Cidre selber machen: echt französisch

Wer Cidre selber machen will benötigt nicht mehr als eine große Menge an Äpfeln, Gärhefe und Zucker. Das alkoholische Getränk kann man einfach in Plastikflaschen abfüllen und in ihnen die alkoholische Gärung einleiten.

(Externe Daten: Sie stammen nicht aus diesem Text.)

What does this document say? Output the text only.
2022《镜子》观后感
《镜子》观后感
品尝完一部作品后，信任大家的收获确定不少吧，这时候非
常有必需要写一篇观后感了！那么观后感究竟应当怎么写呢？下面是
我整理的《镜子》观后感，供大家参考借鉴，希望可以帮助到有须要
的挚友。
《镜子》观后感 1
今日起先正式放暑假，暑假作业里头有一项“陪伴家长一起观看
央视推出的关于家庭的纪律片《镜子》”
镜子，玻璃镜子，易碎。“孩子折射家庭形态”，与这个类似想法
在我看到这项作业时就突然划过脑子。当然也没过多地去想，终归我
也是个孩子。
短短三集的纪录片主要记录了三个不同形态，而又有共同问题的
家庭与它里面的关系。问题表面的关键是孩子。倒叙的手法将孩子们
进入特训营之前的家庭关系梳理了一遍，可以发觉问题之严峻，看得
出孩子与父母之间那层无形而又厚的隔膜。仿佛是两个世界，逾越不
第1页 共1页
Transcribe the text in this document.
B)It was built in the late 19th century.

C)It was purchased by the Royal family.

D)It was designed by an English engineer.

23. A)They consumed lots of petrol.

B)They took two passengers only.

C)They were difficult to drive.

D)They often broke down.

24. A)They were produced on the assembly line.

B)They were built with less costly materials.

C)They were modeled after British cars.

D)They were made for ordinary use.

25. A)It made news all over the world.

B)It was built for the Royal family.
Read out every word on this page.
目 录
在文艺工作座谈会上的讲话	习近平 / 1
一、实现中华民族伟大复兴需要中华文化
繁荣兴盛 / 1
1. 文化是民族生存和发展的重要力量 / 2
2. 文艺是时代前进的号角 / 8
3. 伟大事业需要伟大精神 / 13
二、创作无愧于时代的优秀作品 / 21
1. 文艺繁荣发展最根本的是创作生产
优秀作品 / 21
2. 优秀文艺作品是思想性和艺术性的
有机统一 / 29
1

Cidre selber machen: Cidre ist ein traditionelles Apfelweingetränk aus Frankreich, das auch weit über Europa hinaus bekannt ist. Das dem Most ähnliche, nur kurz angegorene, alkoholische Getränk ist hierzulande allerdings noch nicht so beliebt wie andernorts. Gerade deshalb kann man seine Gäste zum Beispiel dadurch überraschen, den echten französischen Cidre selber machen zu können. Der selbstgemachte Wein bringt auf jede Feier eine stilvolle Note.

 

Cidre selber machen – das benötigt man

  • Zum Cidre selber machen benötigt man zu allererst eine große Menge an Äpfeln.

 

  • Am besten sind die Augustäpfel, die bereits über einen großen Zuckeranteil verfügen. Sie sind die Grundlage für das Getränk und ihr Saft soll vergoren werden. 

 

  • Um an den Saft zu kommen, braucht man weiterhin eine Saftpresse oder, wer per Hand arbeiten will, ein einfaches Tuch. 

 

  • Zur alkoholischen Gärung wichtig, sind außerdem Zucker und Hefe. Zum Abfüllen reichen Plastikflaschen und ein Gärspund als Verschluss.

 

Cidre selber machen – so geht es

  • Um zunächst eine Vorstellung vom Mengenverhältnis zu gewinnen: Wer 50 Äpfel verwendet, wird ungefähr 30 Liter Cidre daraus machen können. Entsprechend sollte man Behältnisse mit ausreichendem Volumen bereithalten. 

 

  • Zunächst sollte man die reifen Äpfel waschen, sie in Stücke zerschneiden und sie dann mit Hilfe einer Saftpresse oder durch ein Tuch hindurch pressen. Den so gekelterten Apfelsaft gibt man am besten zunächst in einen Kanister, bis man ihn weiterverarbeitet. Man kann ihn aber auch bereits in die Plastikflaschen füllen. 

 

  • Unabdingbar, um eine erfolgreiche Alkoholgärung zu erhalten, ist der Gärspund, welcher einerseits Sauerstoff nicht nach innen gelangen und andererseits die Gärgase entweichen lässt. Ohne Gärspund müsste man jeden Tag die Gase entweichen lassen, ohne dabei allzu viel Luft in die Flaschezu lassen.

 

Zucker und Hefe

  • Reife Äpfel haben teilweise einen bereits hohen Zuckeranteil, sodass man nicht mehr zu viel Zucker selber hinzugeben muss. 

 

  • In der Regel sollte man aber auf ein Kilogramm Äpfel circa ein bis 1,5 Kilogramm Zucker geben. 

 

  • Das Obst enthält auch einen eigenen Anteil an Hefe, der die Gärung allmählich aber langsam einleitet. Gärhefe aus dem Supermarkt hilft dabei, den Apfelsaft in Wein zu verwandeln.

 

  • Mit Gärhefe hat man schon nach zwei Wochen einen selbstgemachten Cidre. Ohne Gärhefe dauert das Cidre selber machen mehr als drei Monate.